District council members say they’ll vote against new code
INCHELIUM - In the monthly Inchelium District Meeting, tonight, Colville tribal members from the district reacted strongly against a proposed new Colville Tribal Code chapter related to eminent domain.
The discussion came as a fifth item on an update related to proposed changes to the Colville Tribal Code that are currently out for public comment.
ORA’s Anna Vargas, code change administrator, noted under current federal law eminent domain, which is the right of a government to expropriate private property for public use with payment of compensation, already exists within the reservation boundaries, but the change would provide the tribes’ own law and process.
“This is exercising our sovereignty, having our own code,” said Vargas. “The difference is with federal regulations, you have to go to federal court. With our proposed new chapter with eminent domain, you would have to go to tribal court.”
Still, the district reacted strongly against the suggestion.
“It still gives the tribe the right to take your property if they deem it necessary for public use,” said tribal member Jon Simpson. “That’s basically what they did to the North Half with us, and now we’re trying to do this to our own people?”
“Bottom line, we are taking on a white man’s law,” said former CBC member Larry Allen, who spoke for nearly 15 minutes. “That’s how we lost our whole territory. Imminent domain. That’s what this is … You look through this thing, it’s really not protecting tribal members’ rights. I understand the sovereignty of our tribe, but how in the heck does me owning land affect the sovereignty of tribe? … I couldn’t see doing this to a tribal member, whether I liked them or not.”
Allen expressed the code change “should have went out for referendum vote.”
Colville Tribal Natural Resource Division director Cody Desautel stated the original intent of the new chapter concerned utilities, but he too expressed he felt the new chapter was too broad.
“I think when ORA drafted the code they tried to do something encompassing, similar to what is in the code of federal regulations…, so what is in the final code is something much more expanded than what the original intent was,” said Desautel. “The comments we heard were very negative, so I’m sure these council will take the same consideration that the other council did from the other districts and the comments they heard. Again, the intent was not develop a code to take people’s lands for anything they deemed necessary.”
ORA attorney Marty Rapp stated the law was based in part on similar current laws on the Yakama Reservation and other reservations.
“The law has to be drafted very broadly,” said Rapp. “It’s unconstitutional to target a law directly at one person … that’s why it was drafted the way it was. If you drafted it to say, ‘We want to do this one thing and then quit,’ that wouldn’t be valid. The counter argument of that though is that your worried you could be used for other purposes in the future.”
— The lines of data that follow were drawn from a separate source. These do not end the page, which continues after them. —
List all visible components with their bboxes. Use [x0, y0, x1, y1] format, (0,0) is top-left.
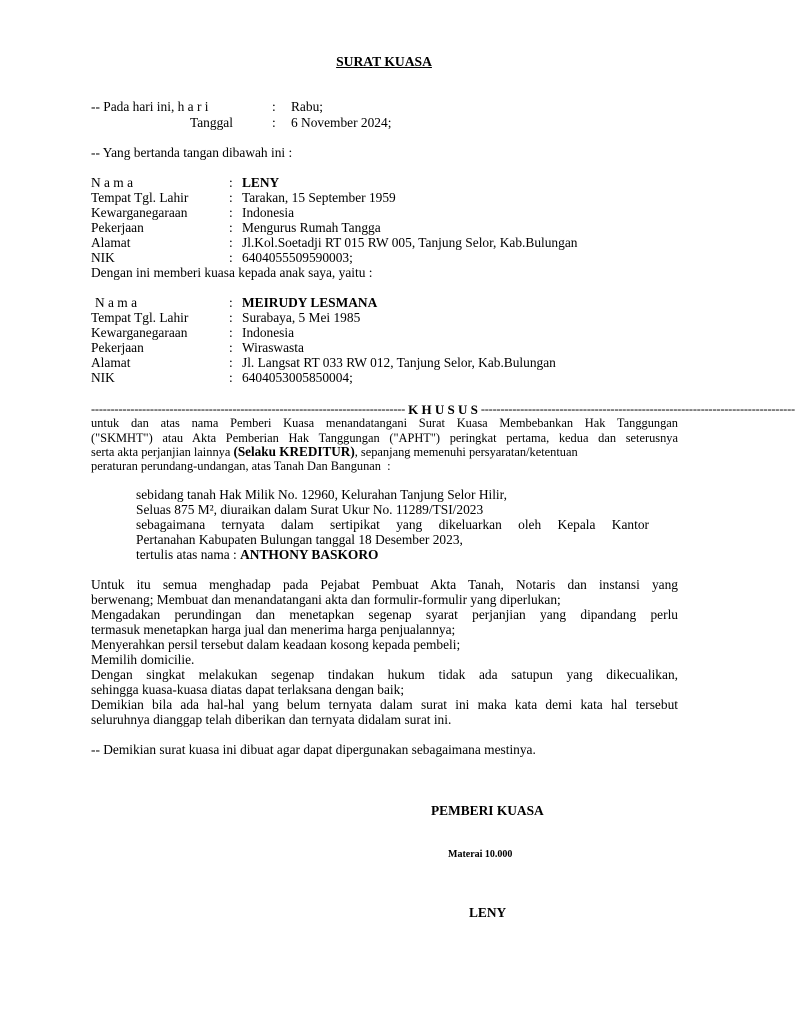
colon: : — [229, 205, 233, 220]
grantor-name-row — [91, 175, 691, 190]
signature-role: PEMBERI KUASA — [431, 803, 544, 818]
body-p5-line-2: sehingga kuasa-kuasa diatas dapat terlaksana dengan baik; — [91, 682, 405, 697]
grantor-nik: 6404055509590003; — [242, 250, 353, 265]
date-label: Tanggal — [190, 115, 233, 130]
special-line-4: peraturan perundang-undangan, atas Tanah Dan Bangunan : — [91, 459, 391, 473]
grantor-address-label: Alamat — [91, 235, 131, 250]
day-label: -- Pada hari ini, h a r i — [91, 99, 209, 114]
body-p1-line-1: Untuk itu semua menghadap pada Pejabat Pembuat Akta Tanah, Notaris dan instansi yang — [91, 577, 678, 592]
colon: : — [229, 355, 233, 370]
grantee-citizenship-label: Kewarganegaraan — [91, 325, 188, 340]
special-line-2: ("SKMHT") atau Akta Pemberian Hak Tanggungan ("APHT") peringkat pertama, kedua dan seterusnya — [91, 431, 678, 445]
property-line-4: Pertanahan Kabupaten Bulungan tanggal 18 Desember 2023, — [136, 532, 463, 547]
grantee-nik-label: NIK — [91, 370, 115, 385]
grantee-address-row — [91, 355, 691, 370]
separator-label: K H U S U S — [408, 402, 478, 417]
day-colon: : — [272, 99, 276, 114]
grantee-birth-label: Tempat Tgl. Lahir — [91, 310, 189, 325]
grantee-job-row — [91, 340, 691, 355]
property-owner-name: ANTHONY BASKORO — [240, 547, 379, 562]
special-line-3-bold: (Selaku KREDITUR) — [233, 444, 355, 459]
grantee-job: Wiraswasta — [242, 340, 304, 355]
grantor-job-label: Pekerjaan — [91, 220, 144, 235]
property-owner-line — [136, 547, 378, 562]
grantee-name: MEIRUDY LESMANA — [242, 295, 378, 310]
colon: : — [229, 325, 233, 340]
signatory-name: LENY — [469, 905, 507, 920]
special-line-3-pre: serta akta perjanjian lainnya — [91, 445, 231, 459]
closing-statement: -- Demikian surat kuasa ini dibuat agar dapat dipergunakan sebagaimana mestinya. — [91, 742, 536, 757]
separator-dashes-left: -------------------------------------------------------------------------------- — [91, 402, 406, 416]
colon: : — [229, 370, 233, 385]
body-p6-line-1: Demikian bila ada hal-hal yang belum ternyata dalam surat ini maka kata demi kata hal tersebut — [91, 697, 678, 712]
property-line-1: sebidang tanah Hak Milik No. 12960, Kelurahan Tanjung Selor Hilir, — [136, 487, 507, 502]
colon: : — [229, 340, 233, 355]
colon: : — [229, 310, 233, 325]
day-value: Rabu; — [291, 99, 323, 114]
colon: : — [229, 175, 233, 190]
body-p6-line-2: seluruhnya dianggap telah diberikan dan ternyata didalam surat ini. — [91, 712, 452, 727]
body-p5-line-1: Dengan singkat melakukan segenap tindakan hukum tidak ada satupun yang dikecualikan, — [91, 667, 678, 682]
undersigned-intro: -- Yang bertanda tangan dibawah ini : — [91, 145, 293, 160]
grantor-address: Jl.Kol.Soetadji RT 015 RW 005, Tanjung Selor, Kab.Bulungan — [242, 235, 578, 250]
special-line-1: untuk dan atas nama Pemberi Kuasa menandatangani Surat Kuasa Membebankan Hak Tanggungan — [91, 416, 678, 430]
grantor-job: Mengurus Rumah Tangga — [242, 220, 381, 235]
document-title: SURAT KUASA — [336, 54, 432, 69]
separator-dashes-right: -------------------------------------------------------------------------------- — [480, 402, 795, 416]
colon: : — [229, 190, 233, 205]
property-line-2: Seluas 875 M², diuraikan dalam Surat Ukur No. 11289/TSI/2023 — [136, 502, 484, 517]
grantor-job-row — [91, 220, 691, 235]
grantee-address: Jl. Langsat RT 033 RW 012, Tanjung Selor, Kab.Bulungan — [242, 355, 556, 370]
date-value: 6 November 2024; — [291, 115, 392, 130]
grantor-citizenship-label: Kewarganegaraan — [91, 205, 188, 220]
grantor-birth-row — [91, 190, 691, 205]
grant-intro: Dengan ini memberi kuasa kepada anak saya, yaitu : — [91, 265, 373, 280]
grantee-name-label: N a m a — [95, 295, 138, 310]
grantor-name-label: N a m a — [91, 175, 134, 190]
body-p1-line-2: berwenang; Membuat dan menandatangani akta dan formulir-formulir yang diperlukan; — [91, 592, 561, 607]
colon: : — [229, 235, 233, 250]
property-line-3: sebagaimana ternyata dalam sertipikat yang dikeluarkan oleh Kepala Kantor — [136, 517, 649, 532]
grantee-nik-row — [91, 370, 691, 385]
grantee-nik: 6404053005850004; — [242, 370, 353, 385]
grantor-birth: Tarakan, 15 September 1959 — [242, 190, 396, 205]
body-p4: Memilih domicilie. — [91, 652, 195, 667]
grantor-nik-row — [91, 250, 691, 265]
khusus-separator — [91, 402, 795, 417]
date-colon: : — [272, 115, 276, 130]
colon: : — [229, 295, 233, 310]
special-line-3 — [91, 444, 678, 460]
grantor-nik-label: NIK — [91, 250, 115, 265]
property-owner-label: tertulis atas nama : — [136, 547, 237, 562]
colon: : — [229, 220, 233, 235]
grantor-citizenship-row — [91, 205, 691, 220]
grantor-citizenship: Indonesia — [242, 205, 295, 220]
colon: : — [229, 250, 233, 265]
body-p2-line-2: termasuk menetapkan harga jual dan menerima harga penjualannya; — [91, 622, 456, 637]
grantor-name: LENY — [242, 175, 280, 190]
special-line-3-post: , sepanjang memenuhi persyaratan/ketentuan — [354, 445, 578, 459]
grantee-citizenship-row — [91, 325, 691, 340]
grantor-birth-label: Tempat Tgl. Lahir — [91, 190, 189, 205]
grantor-address-row — [91, 235, 691, 250]
body-p2-line-1: Mengadakan perundingan dan menetapkan segenap syarat perjanjian yang dipandang perlu — [91, 607, 678, 622]
grantee-birth: Surabaya, 5 Mei 1985 — [242, 310, 361, 325]
stamp-duty-label: Materai 10.000 — [448, 849, 513, 860]
body-p3: Menyerahkan persil tersebut dalam keadaan kosong kepada pembeli; — [91, 637, 461, 652]
grantee-citizenship: Indonesia — [242, 325, 295, 340]
grantee-job-label: Pekerjaan — [91, 340, 144, 355]
grantee-address-label: Alamat — [91, 355, 131, 370]
grantee-name-row — [91, 295, 691, 310]
grantee-birth-row — [91, 310, 691, 325]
“There could be language added in to say the tribal government would not do anything to harm our tribal membership,” said Jennifer Phillips. “I didn’t work my whole life to have you come take it, not my own tribe. That wasn’t my American dream growing up, certainly not my Native American dream growing up… Our recourse is to go to a tribal court system that is broken. We would never get any type of fairness out of it.”
The comment period closes April 23. It was approved for a 90-day comment period, Jan. 23. In that time, Vargas had visited each of the districts during monthly district meetings.
The proposed chapter will go to the CBC Law and Justice Committee, May 7, and CBC member Susie Allen encouraged tribal members to attend the meeting.
Other current code changes out for public comment include:
- Chapter 4-1, related to updating definitions of immediate family as pertaining to tribal member-only campgrounds on the reservation. The comment period closes May 3 and the second committee meeting will be held, May 21.
- Chapter 4-15, updating the shoreline management code, which was originally adopted in 1998. The comment period closes May 3 and the second committee meeting will be held, May 21.
- Chapter 10-2, related to employee records confidentiality. The comment period closes May 7.
- PROPOSED NEW CHAPTER 1-9 Rules of new evidence. Rapp reported that the tribal court of appeals had ruled that the tribes were out of compliance with the Tribal Law and Order Act and the new chapter, addressing evidence in tribal court and other legal processes pertaining to tribal court hearings, would bring the tribe into compliance. The new chapter was opened for a 60 day comment period today. That comment period closes June 17.